L’approche transpartisane de la mission d’information de l’Assemblée nationale illustre l’accord politique large qui s’est dessiné en faveur de l’application du droit voisin au secteur de la presse.
Le rapport d’information formule des propositions fortes, qui pourront être discutées ce matin. Je pense par exemple à la publication de l’intégralité du contenu des accords entre les agences et éditeurs de presse et les plateformes numériques.
Les projets de règlements européens Digital Service Act (DSA) et Digital Market Act (DMA) pourraient également représenter un cadre propice à une meilleure régulation des plateformes numériques et à une meilleure protection de la presse en général.
Le rapport d’information envisage aussi le recours à l’arbitrage d’une autorité administrative indépendante, en suggérant de confier cette mission à l’ARCOM. Elle jouerait un rôle d’arbitrage en cas d’échec des négociations, avec un pouvoir d’injonction et de sanction.

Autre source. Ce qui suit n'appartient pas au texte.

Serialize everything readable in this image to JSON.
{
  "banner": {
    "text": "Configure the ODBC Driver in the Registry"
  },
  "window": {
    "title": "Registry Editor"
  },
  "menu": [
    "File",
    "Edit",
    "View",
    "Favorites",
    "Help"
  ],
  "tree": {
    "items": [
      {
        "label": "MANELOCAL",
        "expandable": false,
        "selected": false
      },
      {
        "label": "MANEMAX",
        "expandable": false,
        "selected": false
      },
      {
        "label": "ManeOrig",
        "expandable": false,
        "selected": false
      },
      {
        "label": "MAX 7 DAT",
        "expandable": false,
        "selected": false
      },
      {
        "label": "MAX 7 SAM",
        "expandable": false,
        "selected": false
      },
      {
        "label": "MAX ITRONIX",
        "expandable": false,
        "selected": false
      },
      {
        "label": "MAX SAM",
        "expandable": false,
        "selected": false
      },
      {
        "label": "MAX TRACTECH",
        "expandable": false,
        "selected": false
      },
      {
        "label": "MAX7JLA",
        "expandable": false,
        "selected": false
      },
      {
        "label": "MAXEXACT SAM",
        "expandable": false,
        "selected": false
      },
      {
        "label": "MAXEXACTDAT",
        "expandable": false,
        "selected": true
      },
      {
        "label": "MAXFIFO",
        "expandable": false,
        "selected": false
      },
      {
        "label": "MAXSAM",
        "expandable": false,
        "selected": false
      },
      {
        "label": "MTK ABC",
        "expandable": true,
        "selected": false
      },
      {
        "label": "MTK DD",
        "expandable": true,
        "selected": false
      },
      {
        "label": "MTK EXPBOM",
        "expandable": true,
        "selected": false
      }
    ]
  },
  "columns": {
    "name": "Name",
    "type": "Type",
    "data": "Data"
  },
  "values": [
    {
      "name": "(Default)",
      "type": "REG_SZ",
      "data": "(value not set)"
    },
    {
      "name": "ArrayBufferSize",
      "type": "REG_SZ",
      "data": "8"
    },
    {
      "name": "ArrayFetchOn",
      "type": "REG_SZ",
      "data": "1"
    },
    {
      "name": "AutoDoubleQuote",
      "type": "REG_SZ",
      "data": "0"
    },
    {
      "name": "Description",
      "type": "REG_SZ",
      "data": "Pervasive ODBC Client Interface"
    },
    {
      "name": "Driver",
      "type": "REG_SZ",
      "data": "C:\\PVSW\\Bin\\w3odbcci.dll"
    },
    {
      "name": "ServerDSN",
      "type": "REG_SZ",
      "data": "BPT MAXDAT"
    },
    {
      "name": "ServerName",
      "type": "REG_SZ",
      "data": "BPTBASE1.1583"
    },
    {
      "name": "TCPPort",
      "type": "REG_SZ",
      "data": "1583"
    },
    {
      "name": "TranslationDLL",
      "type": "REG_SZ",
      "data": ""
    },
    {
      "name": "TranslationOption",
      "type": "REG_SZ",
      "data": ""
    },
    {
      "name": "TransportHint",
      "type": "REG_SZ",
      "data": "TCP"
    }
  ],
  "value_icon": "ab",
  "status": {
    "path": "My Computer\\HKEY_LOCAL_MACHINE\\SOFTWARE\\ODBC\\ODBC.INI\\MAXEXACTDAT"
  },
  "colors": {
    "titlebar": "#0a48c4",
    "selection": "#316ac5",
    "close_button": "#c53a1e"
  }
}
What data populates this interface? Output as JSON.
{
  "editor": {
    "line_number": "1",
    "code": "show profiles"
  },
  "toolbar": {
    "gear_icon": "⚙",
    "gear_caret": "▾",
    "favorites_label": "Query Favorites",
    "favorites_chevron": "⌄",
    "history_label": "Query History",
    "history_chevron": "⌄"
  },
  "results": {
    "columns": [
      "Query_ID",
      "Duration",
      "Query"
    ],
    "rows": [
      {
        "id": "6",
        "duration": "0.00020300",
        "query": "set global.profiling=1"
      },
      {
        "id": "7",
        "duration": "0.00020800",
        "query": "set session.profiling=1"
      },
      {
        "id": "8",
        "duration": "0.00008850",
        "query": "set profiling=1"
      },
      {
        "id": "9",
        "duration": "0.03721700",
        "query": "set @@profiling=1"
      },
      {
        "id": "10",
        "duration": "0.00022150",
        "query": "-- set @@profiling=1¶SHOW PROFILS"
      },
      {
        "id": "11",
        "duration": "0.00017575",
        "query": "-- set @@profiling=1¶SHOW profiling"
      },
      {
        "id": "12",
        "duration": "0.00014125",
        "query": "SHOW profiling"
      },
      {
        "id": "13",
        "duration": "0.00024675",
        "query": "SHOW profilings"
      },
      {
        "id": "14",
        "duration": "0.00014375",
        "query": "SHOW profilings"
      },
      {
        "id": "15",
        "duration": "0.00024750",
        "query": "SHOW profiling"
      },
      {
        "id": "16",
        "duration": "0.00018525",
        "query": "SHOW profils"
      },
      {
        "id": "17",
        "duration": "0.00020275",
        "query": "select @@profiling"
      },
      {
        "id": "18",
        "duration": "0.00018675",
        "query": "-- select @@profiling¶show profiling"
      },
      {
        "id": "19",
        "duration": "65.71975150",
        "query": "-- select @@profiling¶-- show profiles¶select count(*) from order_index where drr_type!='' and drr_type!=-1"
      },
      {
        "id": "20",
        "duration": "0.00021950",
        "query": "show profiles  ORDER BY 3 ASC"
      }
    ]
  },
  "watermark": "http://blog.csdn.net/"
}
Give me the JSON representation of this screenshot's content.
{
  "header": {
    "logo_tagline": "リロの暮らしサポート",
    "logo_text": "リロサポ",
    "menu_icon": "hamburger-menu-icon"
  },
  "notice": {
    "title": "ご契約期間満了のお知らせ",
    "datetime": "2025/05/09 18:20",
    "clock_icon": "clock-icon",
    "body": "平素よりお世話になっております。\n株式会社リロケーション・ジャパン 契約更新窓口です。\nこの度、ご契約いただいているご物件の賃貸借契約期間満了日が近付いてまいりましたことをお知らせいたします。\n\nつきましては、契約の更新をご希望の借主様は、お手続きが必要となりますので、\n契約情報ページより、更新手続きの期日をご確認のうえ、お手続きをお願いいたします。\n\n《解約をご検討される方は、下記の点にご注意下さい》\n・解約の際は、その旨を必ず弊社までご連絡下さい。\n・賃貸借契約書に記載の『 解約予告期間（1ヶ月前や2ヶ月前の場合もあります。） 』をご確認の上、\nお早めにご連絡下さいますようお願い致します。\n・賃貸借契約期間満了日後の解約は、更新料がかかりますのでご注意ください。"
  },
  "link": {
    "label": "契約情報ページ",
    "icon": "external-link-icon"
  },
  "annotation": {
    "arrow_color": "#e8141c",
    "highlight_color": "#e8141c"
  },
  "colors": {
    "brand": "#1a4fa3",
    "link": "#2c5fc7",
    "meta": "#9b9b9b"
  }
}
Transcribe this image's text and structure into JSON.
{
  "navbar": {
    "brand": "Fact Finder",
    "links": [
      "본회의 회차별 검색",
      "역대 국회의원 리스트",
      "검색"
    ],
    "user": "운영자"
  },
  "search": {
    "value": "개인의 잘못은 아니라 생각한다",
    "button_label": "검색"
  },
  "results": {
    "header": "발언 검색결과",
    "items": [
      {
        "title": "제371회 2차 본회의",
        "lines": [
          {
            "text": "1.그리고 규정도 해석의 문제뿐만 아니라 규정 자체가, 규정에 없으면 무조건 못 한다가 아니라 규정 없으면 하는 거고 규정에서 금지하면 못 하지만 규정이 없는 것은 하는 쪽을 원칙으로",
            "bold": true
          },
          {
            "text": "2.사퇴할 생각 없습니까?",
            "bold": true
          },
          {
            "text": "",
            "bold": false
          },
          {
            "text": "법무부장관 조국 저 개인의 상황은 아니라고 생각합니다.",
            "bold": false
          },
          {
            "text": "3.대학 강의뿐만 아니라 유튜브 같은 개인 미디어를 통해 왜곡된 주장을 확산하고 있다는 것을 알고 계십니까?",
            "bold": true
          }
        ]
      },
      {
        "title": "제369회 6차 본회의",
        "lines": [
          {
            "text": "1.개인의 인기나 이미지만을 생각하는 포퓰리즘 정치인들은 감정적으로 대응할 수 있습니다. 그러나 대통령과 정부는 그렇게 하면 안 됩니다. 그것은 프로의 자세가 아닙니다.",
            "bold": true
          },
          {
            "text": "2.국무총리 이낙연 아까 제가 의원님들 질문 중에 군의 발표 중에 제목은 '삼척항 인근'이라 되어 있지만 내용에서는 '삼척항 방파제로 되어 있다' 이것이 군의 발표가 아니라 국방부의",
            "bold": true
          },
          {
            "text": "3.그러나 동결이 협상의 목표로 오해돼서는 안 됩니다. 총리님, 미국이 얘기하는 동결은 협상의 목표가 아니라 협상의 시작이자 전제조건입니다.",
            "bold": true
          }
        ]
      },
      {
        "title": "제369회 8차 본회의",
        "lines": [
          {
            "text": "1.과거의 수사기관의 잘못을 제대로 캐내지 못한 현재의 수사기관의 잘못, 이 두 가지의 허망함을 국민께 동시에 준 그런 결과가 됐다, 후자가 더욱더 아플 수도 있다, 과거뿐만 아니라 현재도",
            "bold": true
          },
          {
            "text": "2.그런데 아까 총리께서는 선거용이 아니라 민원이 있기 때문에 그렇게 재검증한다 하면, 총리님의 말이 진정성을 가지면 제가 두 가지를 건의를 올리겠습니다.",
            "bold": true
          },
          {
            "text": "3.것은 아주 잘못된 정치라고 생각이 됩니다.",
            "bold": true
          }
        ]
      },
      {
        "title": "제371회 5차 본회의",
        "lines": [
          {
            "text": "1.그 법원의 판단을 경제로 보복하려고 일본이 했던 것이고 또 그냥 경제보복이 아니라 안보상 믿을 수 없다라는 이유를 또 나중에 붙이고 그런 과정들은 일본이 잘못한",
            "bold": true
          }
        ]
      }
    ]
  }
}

Ce colloque a pour objet de cerner les défis qui restent à relever pour une application renforcée du droit voisin au secteur de la presse. Il doit permettre de formuler des propositions visant à faciliter l’application de ce droit, essentiel pour la presse et plus largement pour notre démocratie.
Faisons-en sorte que le travail des journalistes, des éditeurs et des agences de presse soit rémunéré à sa juste valeur, en intégrant pleinement les mutations technologiques et numériques.
Les usages et les modes de consommation de la presse évoluent, toutefois prenons garde à ce que ce ne soit pas aux dépens des artisans de la presse.
Dans cette optique et cet espoir, je vous souhaite, à toutes et tous, des échanges fructueux.
Je vous remercie.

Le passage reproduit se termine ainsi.